Background and Aims The study objective was to compare the effectiveness of microwave ablation (MWA) and laparoscopic liver resection (LLR) on solitary 3–5‐cm HCC over time. Approach and Results From 2008 to 2019, 1289 patients from 12 hospitals were enrolled in this retrospective study. Diagnosis of all lesions were based on histopathology. Propensity score matching was used to balance all baseline variables between the two groups in 2008–2019 (n = 335 in each group) and 2014–2019 (n = 257 in each group) cohorts, respectively.
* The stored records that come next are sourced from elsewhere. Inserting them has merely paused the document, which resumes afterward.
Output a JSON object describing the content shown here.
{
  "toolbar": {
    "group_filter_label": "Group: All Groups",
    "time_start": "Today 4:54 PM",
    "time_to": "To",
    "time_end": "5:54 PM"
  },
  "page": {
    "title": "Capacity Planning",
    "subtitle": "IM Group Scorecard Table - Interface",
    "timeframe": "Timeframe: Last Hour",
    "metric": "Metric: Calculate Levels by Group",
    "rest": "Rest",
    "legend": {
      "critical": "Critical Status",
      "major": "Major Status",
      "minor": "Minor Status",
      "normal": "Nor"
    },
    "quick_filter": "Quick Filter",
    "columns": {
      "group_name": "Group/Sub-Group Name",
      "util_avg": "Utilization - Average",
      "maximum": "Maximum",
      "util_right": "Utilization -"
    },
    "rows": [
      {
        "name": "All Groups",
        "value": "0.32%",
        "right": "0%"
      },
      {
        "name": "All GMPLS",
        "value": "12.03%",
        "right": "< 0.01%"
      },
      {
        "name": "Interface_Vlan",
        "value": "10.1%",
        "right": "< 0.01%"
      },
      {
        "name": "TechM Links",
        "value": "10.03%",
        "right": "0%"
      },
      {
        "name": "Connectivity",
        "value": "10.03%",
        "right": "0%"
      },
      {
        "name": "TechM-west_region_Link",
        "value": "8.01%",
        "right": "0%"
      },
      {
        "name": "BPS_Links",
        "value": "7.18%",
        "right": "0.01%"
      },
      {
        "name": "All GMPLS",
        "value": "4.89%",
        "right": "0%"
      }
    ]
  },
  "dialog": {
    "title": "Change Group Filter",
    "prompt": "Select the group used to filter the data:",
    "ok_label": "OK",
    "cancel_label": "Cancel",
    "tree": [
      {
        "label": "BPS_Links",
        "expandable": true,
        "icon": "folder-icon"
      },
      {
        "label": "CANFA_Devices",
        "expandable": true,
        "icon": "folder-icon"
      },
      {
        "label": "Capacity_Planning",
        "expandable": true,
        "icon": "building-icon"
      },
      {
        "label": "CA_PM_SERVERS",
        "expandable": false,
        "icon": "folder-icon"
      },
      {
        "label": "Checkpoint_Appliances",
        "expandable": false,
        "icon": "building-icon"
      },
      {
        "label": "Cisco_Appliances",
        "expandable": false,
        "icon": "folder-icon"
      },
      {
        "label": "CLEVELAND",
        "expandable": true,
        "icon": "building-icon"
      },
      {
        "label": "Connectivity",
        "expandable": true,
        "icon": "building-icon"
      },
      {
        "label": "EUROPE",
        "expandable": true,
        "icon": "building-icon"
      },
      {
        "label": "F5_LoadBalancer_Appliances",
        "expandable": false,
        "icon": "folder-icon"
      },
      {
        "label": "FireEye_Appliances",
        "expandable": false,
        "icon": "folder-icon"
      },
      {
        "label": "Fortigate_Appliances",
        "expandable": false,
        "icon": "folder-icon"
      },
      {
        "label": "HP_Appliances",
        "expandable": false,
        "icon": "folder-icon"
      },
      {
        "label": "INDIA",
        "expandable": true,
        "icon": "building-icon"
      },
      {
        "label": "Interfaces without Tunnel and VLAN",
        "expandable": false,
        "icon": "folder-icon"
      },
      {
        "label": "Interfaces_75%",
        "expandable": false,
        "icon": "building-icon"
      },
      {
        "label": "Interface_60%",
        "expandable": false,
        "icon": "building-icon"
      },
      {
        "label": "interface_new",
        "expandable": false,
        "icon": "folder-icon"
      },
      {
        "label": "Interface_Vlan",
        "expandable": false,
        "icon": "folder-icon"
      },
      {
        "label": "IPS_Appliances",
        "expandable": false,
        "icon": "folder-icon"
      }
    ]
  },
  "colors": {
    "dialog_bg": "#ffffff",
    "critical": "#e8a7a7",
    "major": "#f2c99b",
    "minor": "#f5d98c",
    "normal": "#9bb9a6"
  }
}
For cohort 2008–2019, during a median follow‐up of 35.8 months, there were no differences in overall survival (OS) between MWA and LLR (HR: 0.88, 95% CI 0.65–1.19, p = 0.420), and MWA was inferior to LLR regarding disease‐free survival (DFS) (HR 1.36, 95% CI 1.05–1.75, p = 0.017). For cohort 2014–2019, there was comparable OS (HR 0.85, 95% CI 0.56–1.30, p = 0.460) and approached statistical significance for DFS (HR 1.33, 95% CI 0.98–1.82, p = 0.071) between MWA and LLR. Subgroup analyses showed comparable OS in 3.1–4.0‐cm HCCs (HR 0.88, 95% CI 0.53–1.47, p = 0.630) and 4.1–5.0‐cm HCCs (HR 0.77, 95% CI 0.37–1.60, p = 0.483) between two modalities. For both cohorts, MWA shared comparable major complications (both p > 0.05), shorter hospitalization, and lower cost to LLR (all p < 0.001). Conclusions MWA might be a first‐line alternative to LLR for solitary 3–5‐cm HCC in selected patients with technical advances, especially for patients unsuitable for LLR.